I was involved in three efforts to commercialize foundation models before they were ready in the 2010s so I have a good picture of how progress works at this sort of thing and the pace a lot of the industry has been talking about is unrealistic: like people were disappointed with the rate of development of Apple Intelligence but it's actually progressed at about the rate I expected.
Is that a problem for Meta though? They recently announced they're going to sell their excess compute, so I imagine the actual problem is they're resorting to doing that because AI isn't having nearly the effect/usage it was supposed to and now Zuck is being a sore winner about it
It will scale inefficiently until efficiency breakthroughs occur, but it's really hard to predict when those breakthroughs will happen. Plan on the worst, but be ready and capable of capitalizing when it happens!
That seems like such an easy thing to estimate with a bit of basic napkin math.

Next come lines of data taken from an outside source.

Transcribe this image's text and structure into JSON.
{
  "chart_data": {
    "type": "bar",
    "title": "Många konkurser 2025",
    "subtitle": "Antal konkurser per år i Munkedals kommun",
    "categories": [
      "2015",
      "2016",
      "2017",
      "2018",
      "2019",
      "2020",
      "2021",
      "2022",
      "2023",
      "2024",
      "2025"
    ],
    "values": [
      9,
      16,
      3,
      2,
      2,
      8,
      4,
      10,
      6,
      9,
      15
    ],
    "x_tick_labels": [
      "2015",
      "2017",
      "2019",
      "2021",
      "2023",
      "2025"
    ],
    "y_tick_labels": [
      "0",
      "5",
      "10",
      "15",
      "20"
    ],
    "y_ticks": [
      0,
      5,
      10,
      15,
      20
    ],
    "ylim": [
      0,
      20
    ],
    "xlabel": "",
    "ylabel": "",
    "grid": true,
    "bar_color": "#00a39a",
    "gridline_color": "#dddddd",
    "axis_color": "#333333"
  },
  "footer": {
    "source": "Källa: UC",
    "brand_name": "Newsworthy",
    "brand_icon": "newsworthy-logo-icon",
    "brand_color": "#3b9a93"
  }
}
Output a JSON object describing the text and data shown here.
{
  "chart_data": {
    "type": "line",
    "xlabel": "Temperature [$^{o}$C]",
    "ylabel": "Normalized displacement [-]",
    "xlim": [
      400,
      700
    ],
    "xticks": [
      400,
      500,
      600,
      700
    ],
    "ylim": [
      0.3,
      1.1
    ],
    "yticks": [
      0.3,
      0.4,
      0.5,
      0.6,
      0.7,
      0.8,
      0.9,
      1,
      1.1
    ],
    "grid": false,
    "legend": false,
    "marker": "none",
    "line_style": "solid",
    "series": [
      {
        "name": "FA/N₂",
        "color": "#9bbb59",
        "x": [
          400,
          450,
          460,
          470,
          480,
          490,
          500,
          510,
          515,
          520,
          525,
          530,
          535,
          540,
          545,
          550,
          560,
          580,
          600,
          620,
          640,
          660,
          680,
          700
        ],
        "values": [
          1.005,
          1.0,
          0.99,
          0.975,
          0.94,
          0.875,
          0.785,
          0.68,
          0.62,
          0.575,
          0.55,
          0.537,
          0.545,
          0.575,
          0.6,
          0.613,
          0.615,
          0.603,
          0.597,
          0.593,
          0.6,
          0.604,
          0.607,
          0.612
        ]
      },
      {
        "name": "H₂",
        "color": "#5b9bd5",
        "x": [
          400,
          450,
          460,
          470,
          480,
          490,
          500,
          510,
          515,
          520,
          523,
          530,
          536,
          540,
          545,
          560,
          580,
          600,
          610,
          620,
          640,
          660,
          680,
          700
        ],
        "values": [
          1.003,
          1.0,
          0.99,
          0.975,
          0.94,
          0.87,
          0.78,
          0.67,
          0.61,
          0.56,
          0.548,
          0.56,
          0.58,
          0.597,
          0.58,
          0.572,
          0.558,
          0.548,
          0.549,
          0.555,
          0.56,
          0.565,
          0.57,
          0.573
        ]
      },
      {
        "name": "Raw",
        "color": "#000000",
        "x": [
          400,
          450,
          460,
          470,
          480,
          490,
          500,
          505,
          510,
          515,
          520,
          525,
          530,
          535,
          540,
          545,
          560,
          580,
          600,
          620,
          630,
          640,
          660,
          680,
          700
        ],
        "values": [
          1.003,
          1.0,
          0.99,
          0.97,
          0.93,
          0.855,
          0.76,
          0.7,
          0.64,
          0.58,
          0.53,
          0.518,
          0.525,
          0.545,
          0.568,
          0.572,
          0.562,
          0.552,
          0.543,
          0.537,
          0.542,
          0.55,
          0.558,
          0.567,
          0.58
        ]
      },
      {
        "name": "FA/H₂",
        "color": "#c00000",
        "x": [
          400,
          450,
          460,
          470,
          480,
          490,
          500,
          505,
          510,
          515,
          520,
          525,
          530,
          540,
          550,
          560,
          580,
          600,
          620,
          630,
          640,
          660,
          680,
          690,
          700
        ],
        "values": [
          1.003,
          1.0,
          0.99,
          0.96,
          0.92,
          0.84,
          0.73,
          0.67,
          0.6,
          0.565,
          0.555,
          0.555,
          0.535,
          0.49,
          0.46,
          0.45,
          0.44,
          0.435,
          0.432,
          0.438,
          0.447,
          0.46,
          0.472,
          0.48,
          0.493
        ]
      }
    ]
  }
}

I thought thats exactly what everyone anticipates? "Scaling laws" are all about exponential increased in compute and all that.
Altman was trying to get $1T of infra investment years ago
And yet this doesn't turn out to be Meta's problem at all.
https://uk.pcmag.com/ai/165970/meta-exploring-option-to-sell...
Meta bought too many GPUs, has spare GPU capacity and they are exploring renting that capacity out.
The problem is not that the models need too much to do the job. If that were the case, Meta would not have spare capacity.
The problem is that the models currently can't be made to do the job.
Did we? Many of us have been saying that the amount of compute going into the models is unsustainable and that the models aren’t improving enough to justify that for over a year. The emperor has no clothes is true yet again.
They also believed they would be able to build that compute without restrictions. Between hardware costs and massive public opposition, scaling as they had anticipated is in jeopardy.
Bonkers compute only in the beginning. Over time it'll reduce as models are made more efficient.
No I don't think there was any systemic underestimation of compute. I see the opposite - every company understands compute is important and tries to get hold of it.
More than that, I think people overestimate how much AI will progress as you throw more compute at it. It’s the “9 women can’t deliver a baby in a month” equivalent of AI. Additional compute won’t magically give you AGI.